When a debt goes unpaid, the creditor may resort to legal action to force the debtor to pay up. If the creditor wins a judgment, the creditor tries to levy the debtor's bank account or garnish the debtor's wages. In most cases, the person who incurred the debt is solely responsible for paying it, but there are some situations where a wife's wages can be garnished to pay a husband's debts, and vice versa.
TL;DR (Too Long; Didn't Read)
The laws in the state where you live will determine precisely how your creditors can garnish your wages. Generally speaking, however, any joint account you maintain with your husband can likely be garnished if he accrues debt.
Establishing Joint Liability
The majority of states are "common law" states, which means that people are only responsible for debts that are in their own names.
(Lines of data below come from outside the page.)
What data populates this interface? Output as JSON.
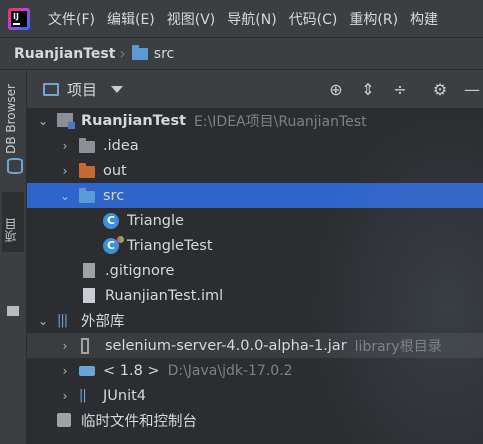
{
  "menubar": {
    "items": [
      "文件(F)",
      "编辑(E)",
      "视图(V)",
      "导航(N)",
      "代码(C)",
      "重构(R)",
      "构建"
    ]
  },
  "breadcrumb": {
    "project": "RuanjianTest",
    "folder": "src"
  },
  "left_strip": {
    "db_browser": "DB Browser",
    "project_tab": "项目"
  },
  "toolbar": {
    "view_label": "项目",
    "icons": [
      "locate-icon",
      "expand-all-icon",
      "collapse-all-icon",
      "settings-icon",
      "hide-icon"
    ]
  },
  "tree": {
    "root": {
      "name": "RuanjianTest",
      "path": "E:\\IDEA项目\\RuanjianTest"
    },
    "idea": ".idea",
    "out": "out",
    "src": "src",
    "triangle": "Triangle",
    "triangle_test": "TriangleTest",
    "gitignore": ".gitignore",
    "iml": "RuanjianTest.iml",
    "external_libs": "外部库",
    "selenium": {
      "name": "selenium-server-4.0.0-alpha-1.jar",
      "note": "library根目录"
    },
    "jdk": {
      "name": "< 1.8 >",
      "path": "D:\\Java\\jdk-17.0.2"
    },
    "junit": "JUnit4",
    "scratches": "临时文件和控制台"
  },
  "colors": {
    "selection": "#2f65ca",
    "background": "#2b2d30",
    "panel": "#3c3f41"
  }
}
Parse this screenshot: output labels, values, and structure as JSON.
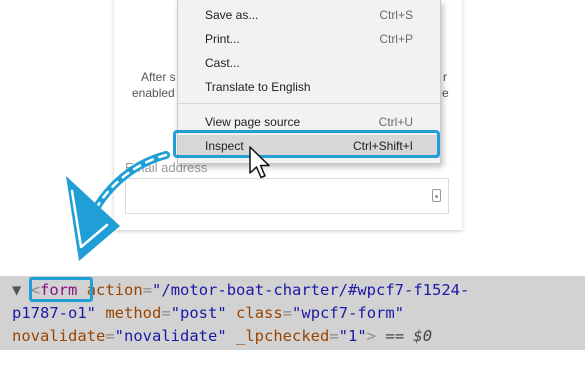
{
  "background_page": {
    "left_text_1": "After s",
    "left_text_2": "enabled",
    "right_text_1": "r",
    "right_text_2": "e",
    "field_label": "Email address"
  },
  "context_menu": {
    "items": [
      {
        "label": "Save as...",
        "shortcut": "Ctrl+S"
      },
      {
        "label": "Print...",
        "shortcut": "Ctrl+P"
      },
      {
        "label": "Cast...",
        "shortcut": ""
      },
      {
        "label": "Translate to English",
        "shortcut": ""
      },
      {
        "label": "View page source",
        "shortcut": "Ctrl+U"
      },
      {
        "label": "Inspect",
        "shortcut": "Ctrl+Shift+I"
      }
    ]
  },
  "devtools": {
    "triangle": "▼",
    "lt": "<",
    "tag": "form",
    "attr_action": "action",
    "val_action_1": "\"/motor-boat-charter/#wpcf7-f1524-",
    "val_action_2": "p1787-o1\"",
    "attr_method": "method",
    "val_method": "\"post\"",
    "attr_class": "class",
    "val_class": "\"wpcf7-form\"",
    "attr_novalidate": "novalidate",
    "val_novalidate": "\"novalidate\"",
    "attr_lpchecked": "_lpchecked",
    "val_lpchecked": "\"1\"",
    "gt": ">",
    "eq_marker": "==",
    "dollar_ref": "$0"
  },
  "colors": {
    "highlight": "#1f9fd6",
    "devtools_bg": "#d2d2d2",
    "tag_color": "#881280",
    "attr_color": "#994500",
    "value_color": "#1a1aa6"
  },
  "icons": {
    "cursor": "mouse-pointer-icon",
    "arrow": "curved-arrow-icon",
    "autofill": "autofill-key-icon"
  }
}
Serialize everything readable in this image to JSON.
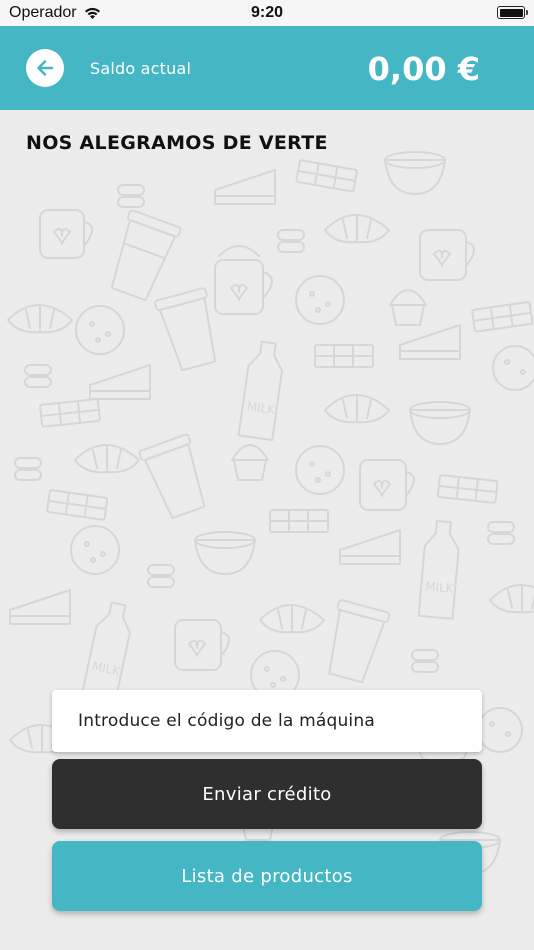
{
  "status_bar": {
    "carrier": "Operador",
    "time": "9:20",
    "icons": [
      "wifi-icon",
      "battery-icon"
    ]
  },
  "header": {
    "back_icon": "arrow-left-icon",
    "balance_label": "Saldo actual",
    "balance_value": "0,00 €"
  },
  "main": {
    "greeting": "NOS ALEGRAMOS DE VERTE",
    "code_input_placeholder": "Introduce el código de la máquina",
    "send_credit_label": "Enviar crédito",
    "product_list_label": "Lista de productos"
  },
  "colors": {
    "accent": "#45b6c4",
    "dark_button": "#2f2f2f",
    "background": "#ececec"
  }
}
If you live in a common law state, this means that any debts your husband ran up in his name would be his responsibility alone, regardless of whether the debts were incurred before or after you were married. If you agree to co-sign a loan for your spouse or act as guarantor, though, you then become jointly liable with your spouse for the debt. This means that a creditor can sue one or both of you for the debt, and you could both be subject to wage garnishment.
Community Property States
In a "community property" state, such as California, obligations that were incurred by one spouse after marriage are generally considered to be joint debts. You would not share liability for any debts that either partner brought into the marriage individually. Since eligible debts are considered to be shared under community property laws, it's possible that a creditor could garnish your wages or seize joint assets, even if the debt is not in your name. Some community property states, such as Texas, have specific rules for determining when spouses are jointly liable for debts.
Doctrine of Necessaries
Depending on where you live, you may also be held responsible for a husband's debts if your state enforces the "doctrine of necessaries." The doctrine is a provision of English common law that says that spouses are responsible for certain necessary expenses, including food, housing and clothing. In states where the necessaries rule is still observed, including California, Colorado and Delaware, creditors can also use the doctrine to hold one spouse responsible for the other's medical debts. If a creditor is attempting to sue you under the doctrine of necessaries, you may be able to avoid a judgment if you can prove that you and your spouse were separated at the time the debt was incurred.
Debts and Divorce
If you're going through a divorce, it's possible that the judge may assign you liability for credit cards or other debts, even if they were actually incurred by your spouse. If the debt's not in your name and you live in a common law state, the creditor can't attempt to garnish your wages, but if you don't pay court-assigned liability and your spouse is sued, he can seek a judgment against you for violating the court order. If your husband runs up new debts after the divorce is finalized, you would not be responsible unless you act as a co-signer or co-borrower.